In one scene, the 10-year-old son of an anti-corruption official complained that "it is hard to get anything done without paying money." The boy said he had to pay extra money to kick a football in his own PE class, and the classmate in charge of supervising them accepts money to do favors.
A netizen named Seven Weichengnian exclaimed, "After watching the show, I often feel heartache. Look at what's happening around us, big or small, its all reflected in the series."
"Born in an ordinary family, I have to say that I admire such things [social privileges] … A classmate who got the same grade as me in the gaokao [college entrance exam] went to a top university using social connections, and I had to go to an unknown university inside my province," a netizen named Yijing revealed.
"After getting into college, I decided I would rely on myself instead of my parents and their relations. And I despised those who rely on connections.

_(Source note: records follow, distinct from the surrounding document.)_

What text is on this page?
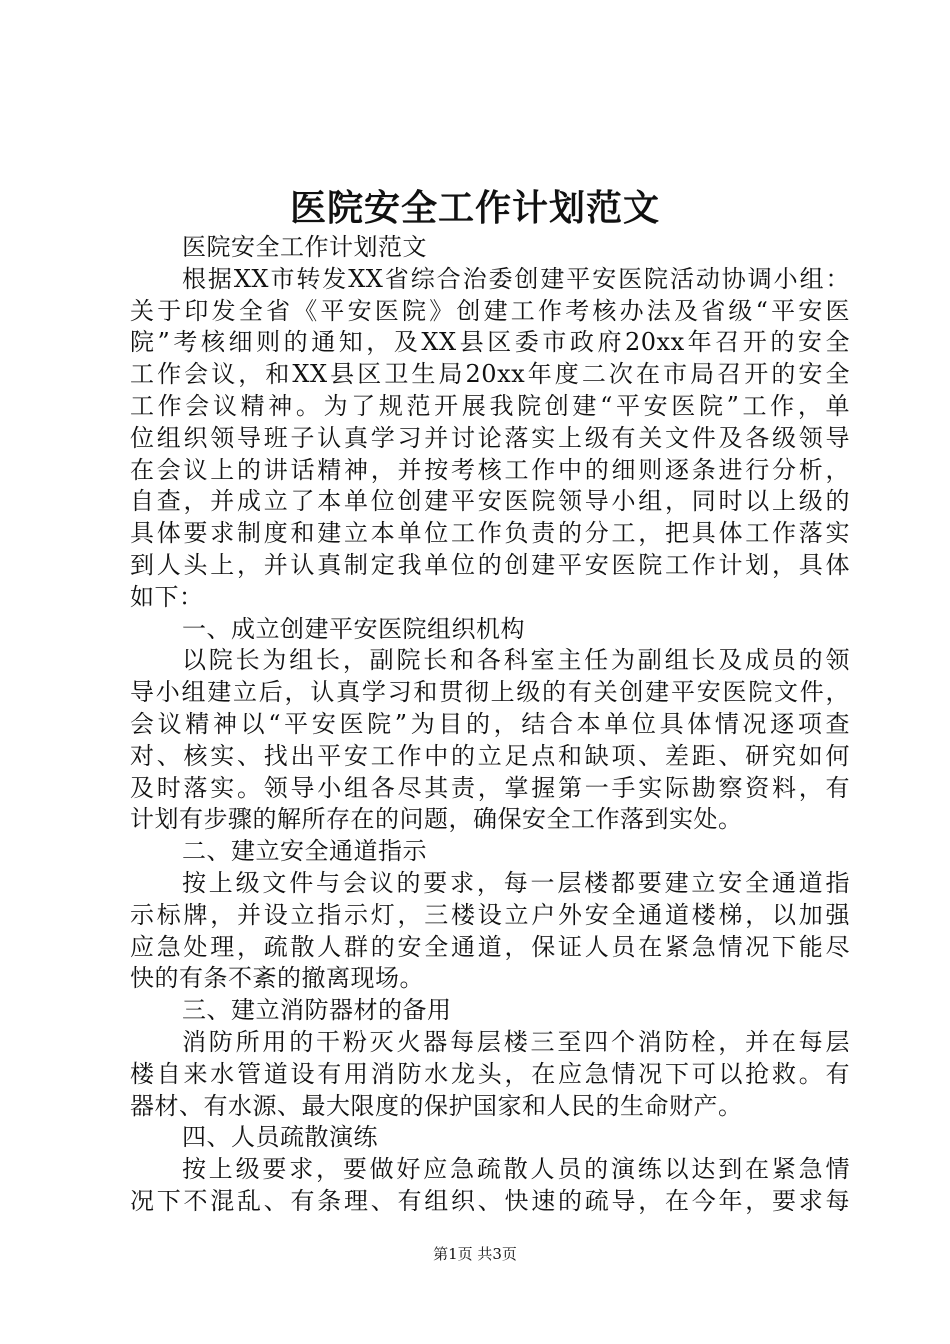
医院安全工作计划范文
医院安全工作计划范文
根据XX市转发XX省综合治委创建平安医院活动协调小组：
关于印发全省《平安医院》创建工作考核办法及省级“平安医
院”考核细则的通知，及XX县区委市政府20xx年召开的安全
工作会议，和XX县区卫生局20xx年度二次在市局召开的安全
工作会议精神。为了规范开展我院创建“平安医院”工作，单
位组织领导班子认真学习并讨论落实上级有关文件及各级领导
在会议上的讲话精神，并按考核工作中的细则逐条进行分析，
自查，并成立了本单位创建平安医院领导小组，同时以上级的
具体要求制度和建立本单位工作负责的分工，把具体工作落实
到人头上，并认真制定我单位的创建平安医院工作计划，具体
如下：
一、成立创建平安医院组织机构
以院长为组长，副院长和各科室主任为副组长及成员的领
导小组建立后，认真学习和贯彻上级的有关创建平安医院文件，
会议精神以“平安医院”为目的，结合本单位具体情况逐项查
对、核实、找出平安工作中的立足点和缺项、差距、研究如何
及时落实。领导小组各尽其责，掌握第一手实际勘察资料，有
计划有步骤的解所存在的问题，确保安全工作落到实处。
二、建立安全通道指示
按上级文件与会议的要求，每一层楼都要建立安全通道指
示标牌，并设立指示灯，三楼设立户外安全通道楼梯，以加强
应急处理，疏散人群的安全通道，保证人员在紧急情况下能尽
快的有条不紊的撤离现场。
三、建立消防器材的备用
消防所用的干粉灭火器每层楼三至四个消防栓，并在每层
楼自来水管道设有用消防水龙头，在应急情况下可以抢救。有
器材、有水源、最大限度的保护国家和人民的生命财产。
四、人员疏散演练
按上级要求，要做好应急疏散人员的演练以达到在紧急情
况下不混乱、有条理、有组织、快速的疏导，在今年，要求每
第1页 共3页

Now after graduation, I found that we are showing off our social connections even in our conversations and we are proud of it," posted netizen Yilia, "You could say we have become mature and realistic, but meanwhile we lost something precious."
According to Xia Xueluan, a professor of sociology at Peking University, when corruption moves from being a political concept to a feature of daily life, it shows that corruption has worked its ways into the "bones of society."
"It is hoped works like In the Name of the People could serve their role, and do its part in the fight against corruption and in cleansing the social environment," noted Xia.